Pierre RAZOUX, La guerre Iran-Irak, première guerre du Golfe, 1980-1988, Perrin, Paris 2013, 604 pages.
Très bon connaisseur des questions militaires du Proche-Orient, auteur d’une belle synthèse sur Tsahal, Pierre Razoux se penche ici sur le terrible conflit qui ensanglanta le Golfe Persique dans les années 1980. L’auteur s’appuie sur une documentation de première main à laquelle le chercheur n’a accès que depuis peu de temps. Il a en effet pu consulter aux Etats-Unis les enregistrements audio que Saddam Hussein faisait réaliser systématiquement dans ses palais. L’homme, sachant ne pas être un grand intellectuel, pensait ainsi laisser des traces pour l’éternité tout en surveillant ses subordonnés. C’est de ces enregistrements que vinrent les preuves utilisées pour le condamner à mort lors de son procès, en particulier à propos du gazage des Kurdes à Halabja en 1988. Razoux a complété ces informations avec de nombreux entretiens avec divers responsables civils et militaires alors en poste en Irak ou dans les pays occidentaux. Il a également consulté la littérature ouverte et la cinématographie iranienne sur le sujet. Il en résulte un ouvrage au plan globalement chronologique avec de nombreuses notes et des annexes fournies, écrit dans un style simple à défaut d’être agréable. L’éditeur a fait l’effort, bien utile, d’insérer régulièrement des cartes simplifiées.
Que retenir de cet ouvrage ? D’abord, la légèreté avec laquelle Saddam Hussein déclenche cette guerre, qu’il est sur le point de perdre en 1982, puis l’entêtement dément de mollahs iraniens qui s’acharnent à prolonger le conflit avec des exigences irréalistes qui ne cachent même pas leur volonté de l’instrumentaliser pour renforcer leur propre pouvoir.
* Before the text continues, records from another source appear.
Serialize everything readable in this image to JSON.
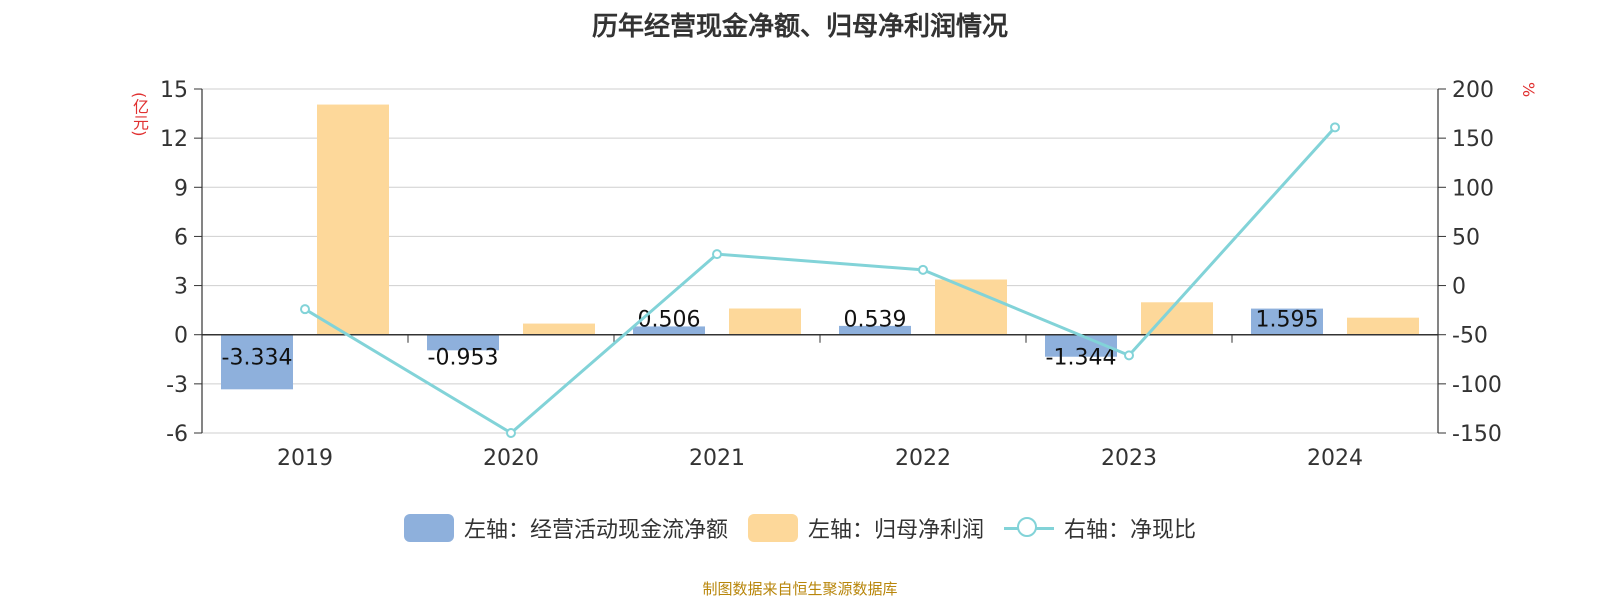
{
  "title": "历年经营现金净额、归母净利润情况",
  "source": "制图数据来自恒生聚源数据库",
  "units": {
    "left": "(亿元)",
    "right": "%"
  },
  "colors": {
    "cash": "#8eb0dc",
    "profit": "#fdd89a",
    "ratio": "#82d3d8"
  },
  "legend": [
    {
      "label": "左轴：经营活动现金流净额",
      "icon": "bar-swatch-blue"
    },
    {
      "label": "左轴：归母净利润",
      "icon": "bar-swatch-orange"
    },
    {
      "label": "右轴：净现比",
      "icon": "line-circle-marker"
    }
  ],
  "chart_data": {
    "type": "bar",
    "categories": [
      "2019",
      "2020",
      "2021",
      "2022",
      "2023",
      "2024"
    ],
    "series": [
      {
        "name": "左轴：经营活动现金流净额",
        "type": "bar",
        "axis": "left",
        "values": [
          -3.334,
          -0.953,
          0.506,
          0.539,
          -1.344,
          1.595
        ],
        "labels": [
          "-3.334",
          "-0.953",
          "0.506",
          "0.539",
          "-1.344",
          "1.595"
        ]
      },
      {
        "name": "左轴：归母净利润",
        "type": "bar",
        "axis": "left",
        "values": [
          14.05,
          0.68,
          1.6,
          3.37,
          1.98,
          1.04
        ]
      },
      {
        "name": "右轴：净现比",
        "type": "line",
        "axis": "right",
        "values": [
          -24,
          -150,
          32,
          16,
          -71,
          161
        ]
      }
    ],
    "yleft": {
      "ticks": [
        "15",
        "12",
        "9",
        "6",
        "3",
        "0",
        "-3",
        "-6"
      ],
      "min": -6,
      "max": 15
    },
    "yright": {
      "ticks": [
        "200",
        "150",
        "100",
        "50",
        "0",
        "-50",
        "-100",
        "-150"
      ],
      "min": -150,
      "max": 200
    },
    "grid": true,
    "legend_position": "bottom"
  }
}
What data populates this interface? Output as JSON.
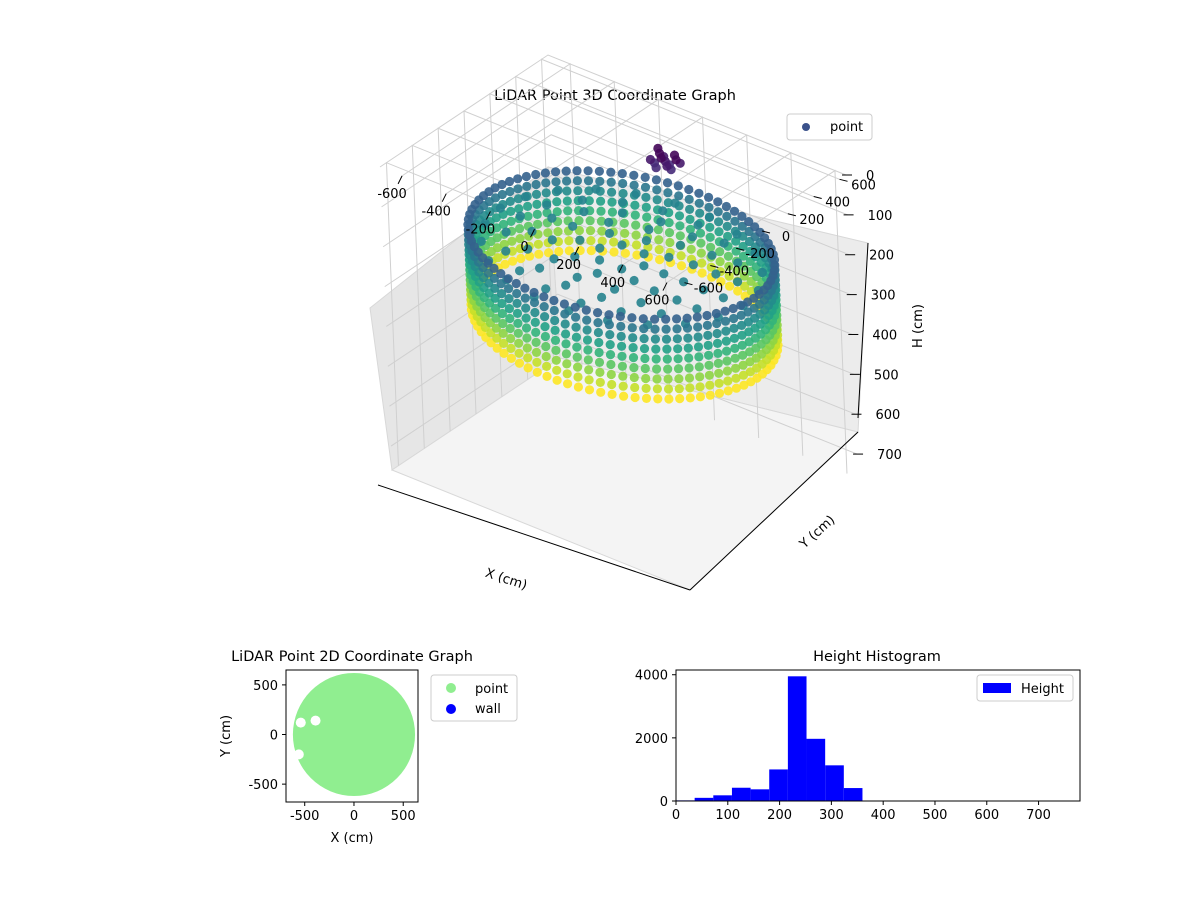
{
  "chart_data": [
    {
      "type": "scatter",
      "title": "LiDAR Point 3D Coordinate Graph",
      "xlabel": "X (cm)",
      "ylabel": "Y (cm)",
      "zlabel": "H (cm)",
      "xlim": [
        -700,
        650
      ],
      "ylim": [
        -650,
        650
      ],
      "zlim": [
        0,
        760
      ],
      "z_inverted": true,
      "x_ticks": [
        -600,
        -400,
        -200,
        0,
        200,
        400,
        600
      ],
      "y_ticks": [
        -600,
        -400,
        -200,
        0,
        200,
        400,
        600
      ],
      "z_ticks": [
        0,
        100,
        200,
        300,
        400,
        500,
        600,
        700
      ],
      "legend": {
        "entries": [
          "point"
        ],
        "placement": "top-right"
      },
      "colormap": "viridis",
      "series": [
        {
          "name": "point",
          "ring_radius": 600,
          "height_range": [
            180,
            380
          ],
          "cluster": {
            "x": -150,
            "y": 550,
            "h": [
              90,
              120
            ]
          }
        }
      ]
    },
    {
      "type": "scatter",
      "title": "LiDAR Point 2D Coordinate Graph",
      "xlabel": "X (cm)",
      "ylabel": "Y (cm)",
      "xlim": [
        -690,
        650
      ],
      "ylim": [
        -680,
        650
      ],
      "x_ticks": [
        -500,
        0,
        500
      ],
      "y_ticks": [
        -500,
        0,
        500
      ],
      "legend": {
        "entries": [
          "point",
          "wall"
        ],
        "placement": "outside-right"
      },
      "series": [
        {
          "name": "point",
          "color": "#90ee90",
          "shape": "disk",
          "radius": 620
        },
        {
          "name": "wall",
          "color": "#0000ff",
          "values": []
        }
      ],
      "holes": [
        {
          "x": -540,
          "y": 120
        },
        {
          "x": -560,
          "y": -200
        },
        {
          "x": -390,
          "y": 140
        }
      ]
    },
    {
      "type": "bar",
      "title": "Height Histogram",
      "xlabel": "",
      "ylabel": "",
      "xlim": [
        0,
        780
      ],
      "ylim": [
        0,
        4150
      ],
      "x_ticks": [
        0,
        100,
        200,
        300,
        400,
        500,
        600,
        700
      ],
      "y_ticks": [
        0,
        2000,
        4000
      ],
      "color": "#0000ff",
      "legend": {
        "entries": [
          "Height"
        ],
        "placement": "top-right"
      },
      "bins": [
        {
          "x0": 0,
          "x1": 36,
          "count": 20
        },
        {
          "x0": 36,
          "x1": 72,
          "count": 100
        },
        {
          "x0": 72,
          "x1": 108,
          "count": 180
        },
        {
          "x0": 108,
          "x1": 144,
          "count": 420
        },
        {
          "x0": 144,
          "x1": 180,
          "count": 370
        },
        {
          "x0": 180,
          "x1": 216,
          "count": 1000
        },
        {
          "x0": 216,
          "x1": 252,
          "count": 3950
        },
        {
          "x0": 252,
          "x1": 288,
          "count": 1970
        },
        {
          "x0": 288,
          "x1": 324,
          "count": 1130
        },
        {
          "x0": 324,
          "x1": 360,
          "count": 410
        }
      ]
    }
  ]
}
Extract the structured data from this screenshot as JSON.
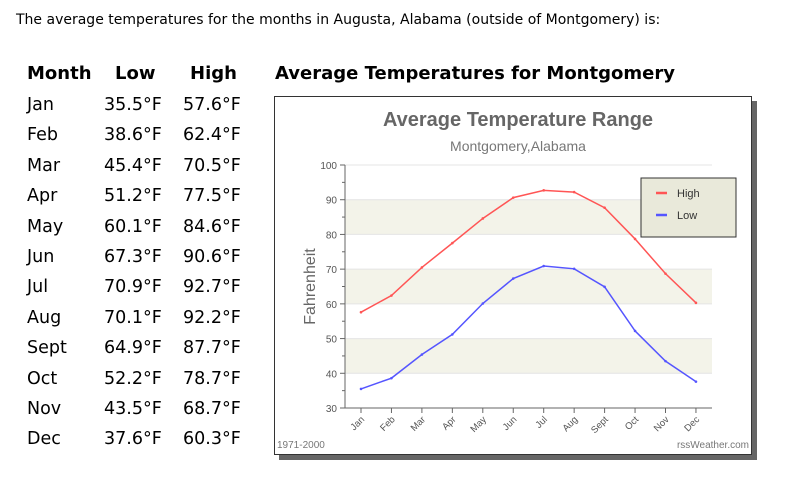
{
  "intro": "The average temperatures for the months in Augusta, Alabama (outside of Montgomery) is:",
  "table": {
    "headers": [
      "Month",
      "Low",
      "High"
    ],
    "rows": [
      [
        "Jan",
        "35.5°F",
        "57.6°F"
      ],
      [
        "Feb",
        "38.6°F",
        "62.4°F"
      ],
      [
        "Mar",
        "45.4°F",
        "70.5°F"
      ],
      [
        "Apr",
        "51.2°F",
        "77.5°F"
      ],
      [
        "May",
        "60.1°F",
        "84.6°F"
      ],
      [
        "Jun",
        "67.3°F",
        "90.6°F"
      ],
      [
        "Jul",
        "70.9°F",
        "92.7°F"
      ],
      [
        "Aug",
        "70.1°F",
        "92.2°F"
      ],
      [
        "Sept",
        "64.9°F",
        "87.7°F"
      ],
      [
        "Oct",
        "52.2°F",
        "78.7°F"
      ],
      [
        "Nov",
        "43.5°F",
        "68.7°F"
      ],
      [
        "Dec",
        "37.6°F",
        "60.3°F"
      ]
    ]
  },
  "chart_heading": "Average Temperatures for Montgomery",
  "chart_data": {
    "type": "line",
    "title": "Average Temperature Range",
    "subtitle": "Montgomery,Alabama",
    "ylabel": "Fahrenheit",
    "ylim": [
      30,
      100
    ],
    "yticks": [
      30,
      40,
      50,
      60,
      70,
      80,
      90,
      100
    ],
    "grid": true,
    "categories": [
      "Jan",
      "Feb",
      "Mar",
      "Apr",
      "May",
      "Jun",
      "Jul",
      "Aug",
      "Sept",
      "Oct",
      "Nov",
      "Dec"
    ],
    "series": [
      {
        "name": "High",
        "color": "#ff5555",
        "values": [
          57.6,
          62.4,
          70.5,
          77.5,
          84.6,
          90.6,
          92.7,
          92.2,
          87.7,
          78.7,
          68.7,
          60.3
        ]
      },
      {
        "name": "Low",
        "color": "#5555ff",
        "values": [
          35.5,
          38.6,
          45.4,
          51.2,
          60.1,
          67.3,
          70.9,
          70.1,
          64.9,
          52.2,
          43.5,
          37.6
        ]
      }
    ],
    "legend": "top-right",
    "footer_left": "1971-2000",
    "footer_right": "rssWeather.com"
  }
}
En 1988, il faut une conjonction entre une défaite militaire patente face aux Irakiens, une absence de ressources supplémentaires (la baisse des prix du pétrole a été voulue et organisée par les Américains et les Saoudiens pour mettre à genoux l’Iran et l’URSS) et une intervention américaine dans le Golfe pour qu’ils acceptent la fin des combats. Entre temps, on a un concentré d’horreurs d’où personne ne sort indemne. Les dirigeants des deux camps éliminent leurs propres militaires, toujours suspects. Les Irakiens testent même leurs armes chimiques sur leurs propres soldats avant de s’en servir à grande échelle sur les Iraniens, tandis qu’ils n’hésitent pas à envoyer des décharges électriques de 200.000 volts dans les marais de la presqu’île de Fao à la fin de la guerre. De leur côté, les Iraniens sacrifient de plus en plus régulièrement des vagues d’adolescents de 12 ans destinés à faire sauter les mines en leur remettant simplement une clé en plastique pour symboliser leur accession au paradis. Ils utilisent sciemment le terrorisme au Liban ou en France. Les pays du monde entier arment les belligérants avec un cynisme à peine croyable, à l’image de la Chine, du Brésil ou de l’Allemagne. Seul surnage dans cet enfer la capacité des Iraniens à sublimer l’épreuve dans des œuvres de fiction élaborées d’une grande profondeur humaine.
A un bilan humain hallucinant (700.000 morts environ), s’ajoute le maintien au pouvoir de régimes criminels. Si l’Irak a connu et connaît depuis d’autres guerres, la société iranienne reste très profondément marquée par cette épreuve sans laquelle on ne comprend pas l’acharnement mis à obtenir la bombe atomique.